Par le Pr JACQUES CLEMENTY*
LA CARDIOLOGIE se prête particulièrement à l’utilisation de la télémédecine dans ses différentes applications – téléconsultation, téléassistance, télésuivi, téléexpertise, téléimagerie. Cela en raison de l’accroissement de certaines affections cardio-vasculaires dont la prise en charge peut être facilitée par des appareils télécommuniquants, mais aussi de la stagflation du nombre de cardiologues dont, par ailleurs, la répartition territoriale est très hétérogène et dont la charge de travail s’accroît régulièrement avec la mise en œuvre de techniques de plus en plus sophistiquées et de plus en plus chronophages.
La télésurveillance est un des champs d’applications majeurs de la télécardiologie.
Des stimulateurs et des défibrillateurs implantés, télécommuniquants existent depuis dix ans, leur fiabilité est démontrée. Le télésuivi évite le déplacement des patients. Il permet une détection précoce des anomalies techniques et rythmiques et leur prise en charge rapide.
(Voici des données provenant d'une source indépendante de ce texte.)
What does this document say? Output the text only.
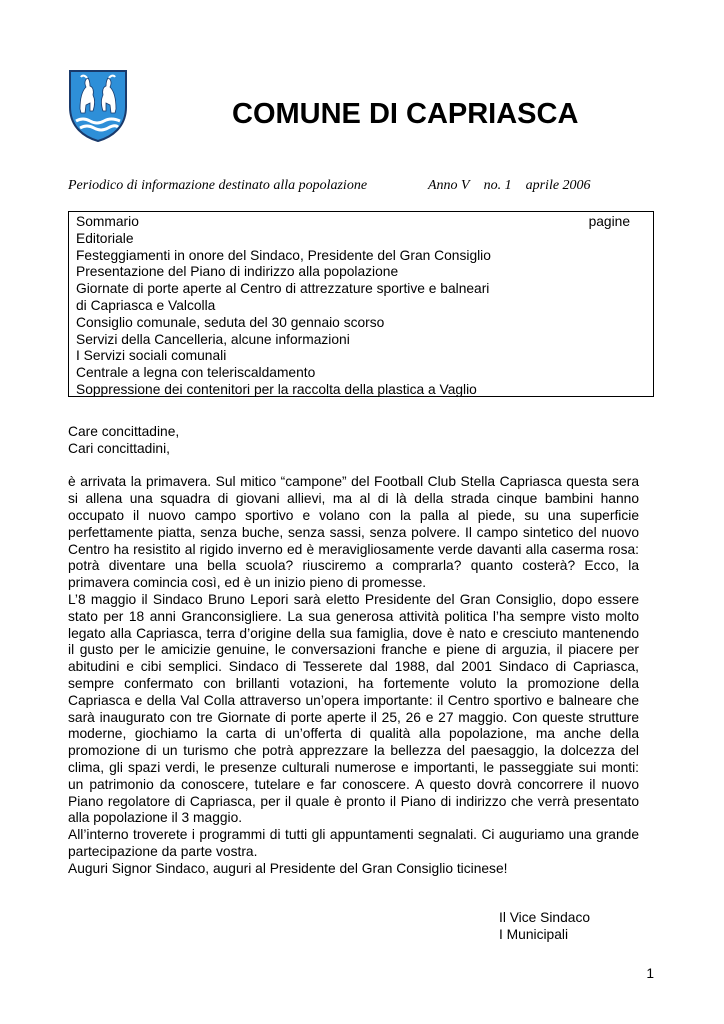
COMUNE DI CAPRIASCA
Periodico di informazione destinato alla popolazione	Anno V no. 1 aprile 2006
Sommario	pagine
Editoriale
Festeggiamenti in onore del Sindaco, Presidente del Gran Consiglio
Presentazione del Piano di indirizzo alla popolazione
Giornate di porte aperte al Centro di attrezzature sportive e balneari
di Capriasca e Valcolla
Consiglio comunale, seduta del 30 gennaio scorso
Servizi della Cancelleria, alcune informazioni
I Servizi sociali comunali
Centrale a legna con teleriscaldamento
Soppressione dei contenitori per la raccolta della plastica a Vaglio

Care concittadine,

Cari concittadini,

è arrivata la primavera. Sul mitico “campone” del Football Club Stella Capriasca questa sera si allena una squadra di giovani allievi, ma al di là della strada cinque bambini hanno occupato il nuovo campo sportivo e volano con la palla al piede, su una superficie perfettamente piatta, senza buche, senza sassi, senza polvere. Il campo sintetico del nuovo Centro ha resistito al rigido inverno ed è meravigliosamente verde davanti alla caserma rosa: potrà diventare una bella scuola? riusciremo a comprarla? quanto costerà? Ecco, la primavera comincia così, ed è un inizio pieno di promesse.

L’8 maggio il Sindaco Bruno Lepori sarà eletto Presidente del Gran Consiglio, dopo essere stato per 18 anni Granconsigliere. La sua generosa attività politica l’ha sempre visto molto legato alla Capriasca, terra d’origine della sua famiglia, dove è nato e cresciuto mantenendo il gusto per le amicizie genuine, le conversazioni franche e piene di arguzia, il piacere per abitudini e cibi semplici. Sindaco di Tesserete dal 1988, dal 2001 Sindaco di Capriasca, sempre confermato con brillanti votazioni, ha fortemente voluto la promozione della Capriasca e della Val Colla attraverso un’opera importante: il Centro sportivo e balneare che sarà inaugurato con tre Giornate di porte aperte il 25, 26 e 27 maggio. Con queste strutture moderne, giochiamo la carta di un’offerta di qualità alla popolazione, ma anche della promozione di un turismo che potrà apprezzare la bellezza del paesaggio, la dolcezza del clima, gli spazi verdi, le presenze culturali numerose e importanti, le passeggiate sui monti: un patrimonio da conoscere, tutelare e far conoscere. A questo dovrà concorrere il nuovo Piano regolatore di Capriasca, per il quale è pronto il Piano di indirizzo che verrà presentato alla popolazione il 3 maggio.

All’interno troverete i programmi di tutti gli appuntamenti segnalati. Ci auguriamo una grande partecipazione da parte vostra.

Auguri Signor Sindaco, auguri al Presidente del Gran Consiglio ticinese!

Il Vice Sindaco
I Municipali
1
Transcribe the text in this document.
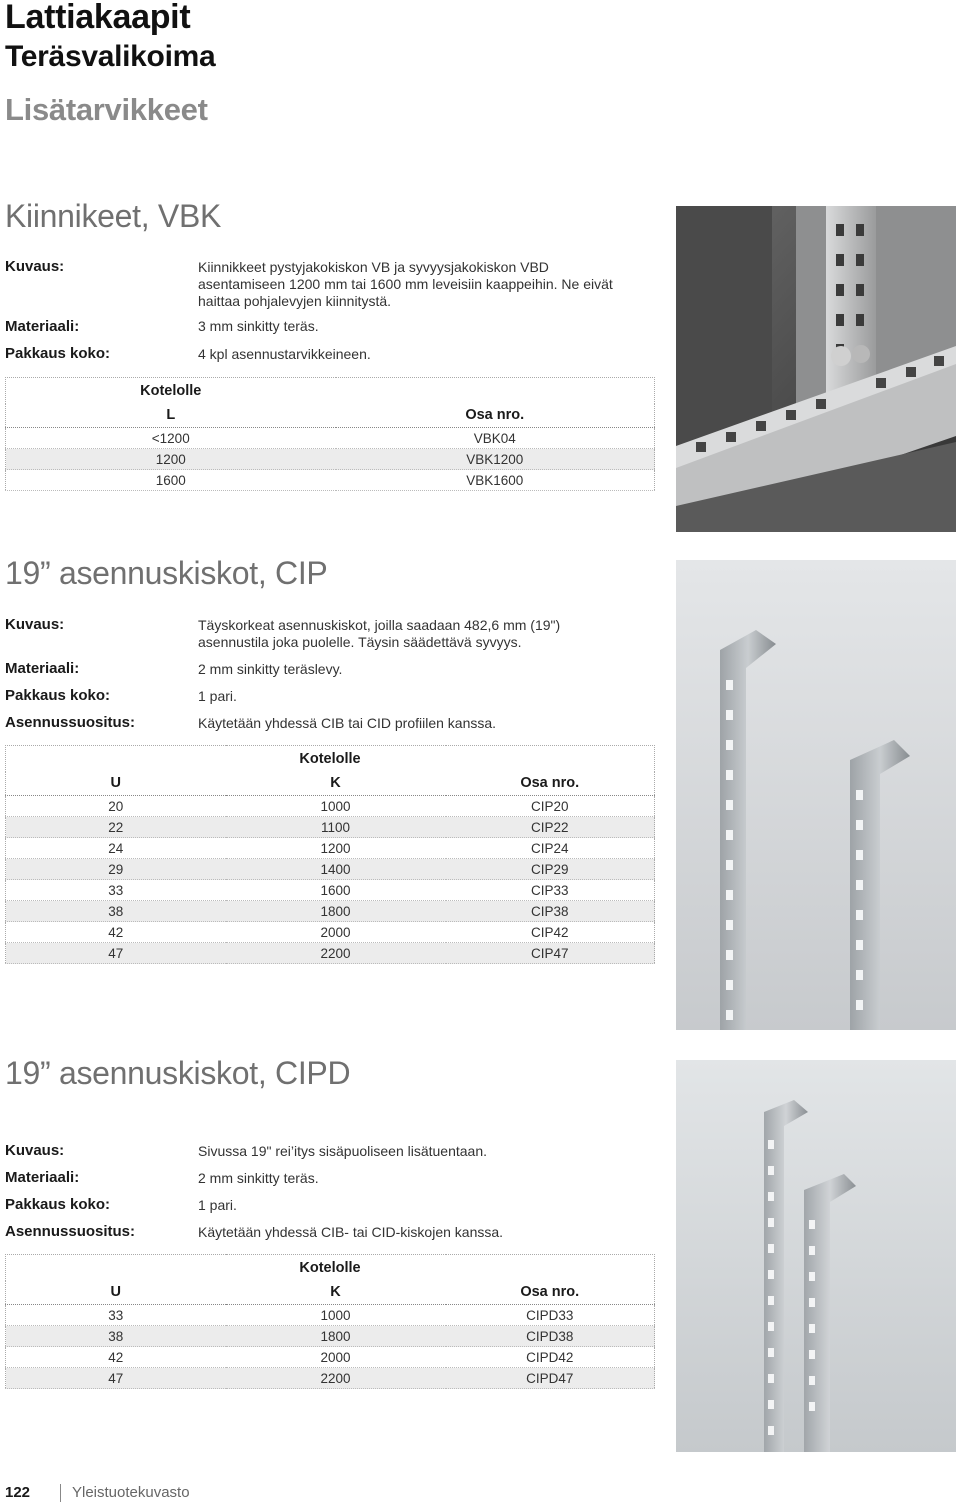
Lattiakaapit
Teräsvalikoima
Lisätarvikkeet
Kiinnikeet, VBK
Kuvaus:	Kiinnikkeet pystyjakokiskon VB ja syvyysjakokiskon VBD asentamiseen 1200 mm tai 1600 mm leveisiin kaappeihin. Ne eivät haittaa pohjalevyjen kiinnitystä.
Materiaali:	3 mm sinkitty teräs.
Pakkaus koko:	4 kpl asennustarvikkeineen.
Kotelolle	
L	Osa nro.
<1200	VBK04
1200	VBK1200
1600	VBK1600
19” asennuskiskot, CIP
Kuvaus:	Täyskorkeat asennuskiskot, joilla saadaan 482,6 mm (19") asennustila joka puolelle. Täysin säädettävä syvyys.
Materiaali:	2 mm sinkitty teräslevy.
Pakkaus koko:	1 pari.
Asennussuositus:	Käytetään yhdessä CIB tai CID profiilen kanssa.
Kotelolle		
U	K	Osa nro.
20	1000	CIP20
22	1100	CIP22
24	1200	CIP24
29	1400	CIP29
33	1600	CIP33
38	1800	CIP38
42	2000	CIP42
47	2200	CIP47
19” asennuskiskot, CIPD
Kuvaus:	Sivussa 19" rei’itys sisäpuoliseen lisätuentaan.
Materiaali:	2 mm sinkitty teräs.
Pakkaus koko:	1 pari.
Asennussuositus:	Käytetään yhdessä CIB- tai CID-kiskojen kanssa.
Kotelolle		
U	K	Osa nro.
33	1000	CIPD33
38	1800	CIPD38
42	2000	CIPD42
47	2200	CIPD47
122	Yleistuotekuvasto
Le temps médical consacré à la surveillance de ces appareils est réduit au prix d’une organisation relativement simple. Certains appareils de télésuivi sont déjà remboursés par l’assurance-maladie. Pour le constructeur, la matériovigilance est affinée. Pour l’assurance-maladie, le coût des transports médicalisés est significativement réduit.
Les patients dépendants, âgés, accueillis en institution.
Les chutes, les malaises, l’hypertension artérielle mal contrôlée, les douleurs thoraciques sont des doléances très fréquentes chez les sujets âgés institutionnalisés. Leur prise en charge est compliquée de par les difficultés à déplacer ces patients, souvent handicapés ou déments.
La téléconsultation permet aujourd’hui de réaliser des auscultations, des lectures d’électrocardiogrammes, des surveillances tensionnelles à distance, sans avoir à déplacer les patients. Cela permet de séparer ceux qui peuvent être directement traités par le médecin responsable de la maison de santé, de ceux qu’il faut obligatoirement hospitaliser ou qui justifient d’un contrôle cardiologique face à face.
Les cas d’insuffisances cardiaques sont en augmentation rapide.
Les patients atteints d’insuffisance cardiaque doivent être éduqués et surveillés pour éviter les épisodes de décompensations qui sont à l’origine d’hospitalisations coûteuses.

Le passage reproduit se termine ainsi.